Encore Capital Group Inc.

03/20/2026 | Press release | Distributed by Public on 03/20/2026 14:27

Amendments to Bylaws, Management Change/Compensation (Form 8-K)

Item 5.02. Departure of Directors or Certain Officers; Election of Directors; Appointment of Certain Officers; Compensatory Arrangements of Certain Officers.
On March 18, 2026, Ms. Wendy Hannam notified Encore Capital Group, Inc. (the "Company") that she will not stand for re-election as a director at the Company's 2026 Annual Meeting of Stockholders (the "Annual Meeting"). Ms. Hannam will continue to serve as a director of the Company until the Annual Meeting. Ms. Hannam's decision not to stand for re-election was not the result of any disagreement with the Company.
Item 5.03. Amendments to Articles of Incorporation or Bylaws; Change in Fiscal Year.
On March 18, 2026, the Board of Directors (the "Board") of Company, acting upon the recommendation of the Nominating and Corporate Governance Committee of the Board, approved and adopted amended and restated bylaws (the "Amended and Restated Bylaws"), which became effective the same day.

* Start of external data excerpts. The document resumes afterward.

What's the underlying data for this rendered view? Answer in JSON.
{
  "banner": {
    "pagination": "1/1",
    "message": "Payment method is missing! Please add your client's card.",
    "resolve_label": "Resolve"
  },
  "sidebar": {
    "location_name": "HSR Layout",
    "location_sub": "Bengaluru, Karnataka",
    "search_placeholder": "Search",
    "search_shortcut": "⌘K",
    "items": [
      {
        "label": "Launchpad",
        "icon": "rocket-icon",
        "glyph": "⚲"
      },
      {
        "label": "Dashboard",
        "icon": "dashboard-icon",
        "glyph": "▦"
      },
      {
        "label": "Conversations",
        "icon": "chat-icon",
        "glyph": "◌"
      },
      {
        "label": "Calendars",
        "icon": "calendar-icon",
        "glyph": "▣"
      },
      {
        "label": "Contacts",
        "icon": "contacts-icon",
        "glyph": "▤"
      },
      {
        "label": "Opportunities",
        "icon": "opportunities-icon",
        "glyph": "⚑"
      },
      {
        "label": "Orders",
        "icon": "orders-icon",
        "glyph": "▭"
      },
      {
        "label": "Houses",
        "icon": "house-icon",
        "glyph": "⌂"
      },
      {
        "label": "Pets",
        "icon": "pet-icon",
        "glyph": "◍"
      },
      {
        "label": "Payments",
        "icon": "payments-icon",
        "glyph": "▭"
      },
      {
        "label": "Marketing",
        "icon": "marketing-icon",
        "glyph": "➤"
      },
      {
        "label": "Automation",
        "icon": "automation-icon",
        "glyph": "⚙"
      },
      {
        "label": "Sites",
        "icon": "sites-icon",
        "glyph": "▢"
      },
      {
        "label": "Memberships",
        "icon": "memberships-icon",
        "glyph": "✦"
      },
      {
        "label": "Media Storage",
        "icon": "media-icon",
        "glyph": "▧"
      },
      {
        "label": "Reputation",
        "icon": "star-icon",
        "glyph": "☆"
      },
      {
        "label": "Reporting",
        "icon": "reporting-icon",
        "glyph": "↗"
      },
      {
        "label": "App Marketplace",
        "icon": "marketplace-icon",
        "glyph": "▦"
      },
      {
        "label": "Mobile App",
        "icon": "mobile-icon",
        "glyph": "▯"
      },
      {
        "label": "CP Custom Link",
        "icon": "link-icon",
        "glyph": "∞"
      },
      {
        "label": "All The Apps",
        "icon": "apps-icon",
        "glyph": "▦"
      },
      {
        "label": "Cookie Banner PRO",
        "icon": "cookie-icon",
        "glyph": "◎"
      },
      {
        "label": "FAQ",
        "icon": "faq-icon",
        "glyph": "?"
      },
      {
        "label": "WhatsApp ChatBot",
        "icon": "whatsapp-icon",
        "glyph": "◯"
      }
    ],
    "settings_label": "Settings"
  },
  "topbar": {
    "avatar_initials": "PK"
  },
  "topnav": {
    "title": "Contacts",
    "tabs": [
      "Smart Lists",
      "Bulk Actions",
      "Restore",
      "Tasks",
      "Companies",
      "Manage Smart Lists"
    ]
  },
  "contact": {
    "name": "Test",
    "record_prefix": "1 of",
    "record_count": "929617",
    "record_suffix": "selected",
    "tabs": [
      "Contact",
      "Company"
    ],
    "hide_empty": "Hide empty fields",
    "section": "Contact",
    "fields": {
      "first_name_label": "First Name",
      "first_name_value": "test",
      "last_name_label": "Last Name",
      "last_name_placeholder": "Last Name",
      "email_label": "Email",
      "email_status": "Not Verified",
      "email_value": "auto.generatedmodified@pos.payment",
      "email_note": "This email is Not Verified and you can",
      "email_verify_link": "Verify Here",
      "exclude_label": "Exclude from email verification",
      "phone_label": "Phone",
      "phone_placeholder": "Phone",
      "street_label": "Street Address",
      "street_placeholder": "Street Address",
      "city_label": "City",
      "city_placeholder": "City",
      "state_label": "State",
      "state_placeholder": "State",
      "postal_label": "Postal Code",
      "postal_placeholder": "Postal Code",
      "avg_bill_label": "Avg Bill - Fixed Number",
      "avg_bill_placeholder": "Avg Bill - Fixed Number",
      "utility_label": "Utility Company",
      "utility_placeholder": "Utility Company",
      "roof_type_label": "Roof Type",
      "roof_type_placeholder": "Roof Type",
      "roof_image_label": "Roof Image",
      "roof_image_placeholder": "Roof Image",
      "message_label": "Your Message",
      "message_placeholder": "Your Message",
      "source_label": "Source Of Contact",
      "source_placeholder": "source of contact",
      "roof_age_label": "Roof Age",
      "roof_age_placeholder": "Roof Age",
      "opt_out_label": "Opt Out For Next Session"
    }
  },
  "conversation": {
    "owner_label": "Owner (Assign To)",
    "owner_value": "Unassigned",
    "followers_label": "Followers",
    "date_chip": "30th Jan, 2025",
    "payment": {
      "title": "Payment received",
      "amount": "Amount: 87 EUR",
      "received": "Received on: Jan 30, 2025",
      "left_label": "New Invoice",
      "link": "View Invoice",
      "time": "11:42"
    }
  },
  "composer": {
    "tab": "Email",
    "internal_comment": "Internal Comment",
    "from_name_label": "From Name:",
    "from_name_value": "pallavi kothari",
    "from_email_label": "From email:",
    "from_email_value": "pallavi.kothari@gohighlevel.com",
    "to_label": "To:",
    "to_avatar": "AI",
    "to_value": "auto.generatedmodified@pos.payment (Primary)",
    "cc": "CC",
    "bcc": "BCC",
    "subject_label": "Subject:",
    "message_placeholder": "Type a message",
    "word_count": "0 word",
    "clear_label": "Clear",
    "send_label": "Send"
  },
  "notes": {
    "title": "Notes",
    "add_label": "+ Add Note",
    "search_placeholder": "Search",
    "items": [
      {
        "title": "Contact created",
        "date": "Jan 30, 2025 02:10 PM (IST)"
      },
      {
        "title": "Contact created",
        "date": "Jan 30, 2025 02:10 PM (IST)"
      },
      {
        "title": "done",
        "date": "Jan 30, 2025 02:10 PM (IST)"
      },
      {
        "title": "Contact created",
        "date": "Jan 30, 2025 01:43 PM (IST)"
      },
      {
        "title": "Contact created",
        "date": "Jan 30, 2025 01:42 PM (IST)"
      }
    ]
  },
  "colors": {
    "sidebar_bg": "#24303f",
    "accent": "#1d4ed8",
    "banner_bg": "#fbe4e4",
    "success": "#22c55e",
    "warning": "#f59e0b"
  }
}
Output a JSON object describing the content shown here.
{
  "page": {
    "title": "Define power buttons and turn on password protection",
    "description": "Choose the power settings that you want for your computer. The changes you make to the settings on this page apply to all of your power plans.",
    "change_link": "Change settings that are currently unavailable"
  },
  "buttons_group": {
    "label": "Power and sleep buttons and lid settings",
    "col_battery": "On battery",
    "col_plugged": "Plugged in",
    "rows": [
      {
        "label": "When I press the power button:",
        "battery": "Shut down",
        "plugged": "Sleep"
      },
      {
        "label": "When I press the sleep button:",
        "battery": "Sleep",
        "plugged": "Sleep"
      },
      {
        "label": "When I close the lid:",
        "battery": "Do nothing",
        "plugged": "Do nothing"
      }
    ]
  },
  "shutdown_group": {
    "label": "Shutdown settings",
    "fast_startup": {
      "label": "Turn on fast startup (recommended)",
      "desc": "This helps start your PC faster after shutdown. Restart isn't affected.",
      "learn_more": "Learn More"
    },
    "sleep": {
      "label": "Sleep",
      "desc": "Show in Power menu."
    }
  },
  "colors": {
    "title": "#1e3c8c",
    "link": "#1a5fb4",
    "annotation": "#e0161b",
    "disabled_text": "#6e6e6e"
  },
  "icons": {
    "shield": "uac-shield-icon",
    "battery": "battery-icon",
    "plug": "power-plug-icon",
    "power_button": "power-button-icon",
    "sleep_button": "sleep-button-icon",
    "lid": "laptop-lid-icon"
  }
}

Among other things, the amendments effected by the Amended and Restated Bylaws:
enhance disclosure in connection with disregarding any nomination and any related proxies or votes in instances where a nomination was previously included in the Company's proxy statement and related materials and/or the Company has received votes related to the election of such nomination, but the stockholder who proposed such nomination does not comply with Rule 14a-19(a)(2) or Rule 14a-19(a)(3) of the Exchange Act;
enhance disclosure requirements in connection with stockholder nominations of directors and notices of business to be brought before an Annual Meeting, including information on such proposing stockholder's beneficial security ownership, including ownership of derivative securities and proportionate interests, certain timing of such nominations and notices, the Board's option to request additional information from a proposing stockholder, nominating person or requesting person as may be reasonably required and as must be updated or supplemented to be true and correct as of the record date for a related vote of stockholders, and restrictions on amending prior notices to change or add a nominee or proposal of business to be conducted a meeting; and
clarify that, prior to a stockholder meeting, the Board may determine that an item of business was not properly brought before a stockholder meeting in accordance with Section 3.15 of the Amended and Restated Bylaws and declare that such business shall not be transacted at such meeting.
The Amended and Restated Bylaws also include certain technical, modernizing and clarifying changes, including related to stockholder lists, remote attendance at meetings, quorums, and board vacancies. The foregoing description of the Amended and Restated Bylaws does not purport to be complete and is qualified in its entirety by reference to the full text of the Amended and Restated Bylaws attached hereto as Exhibit 3.1 (clean version) and Exhibit 3.2 (marked version), which are incorporated herein by reference.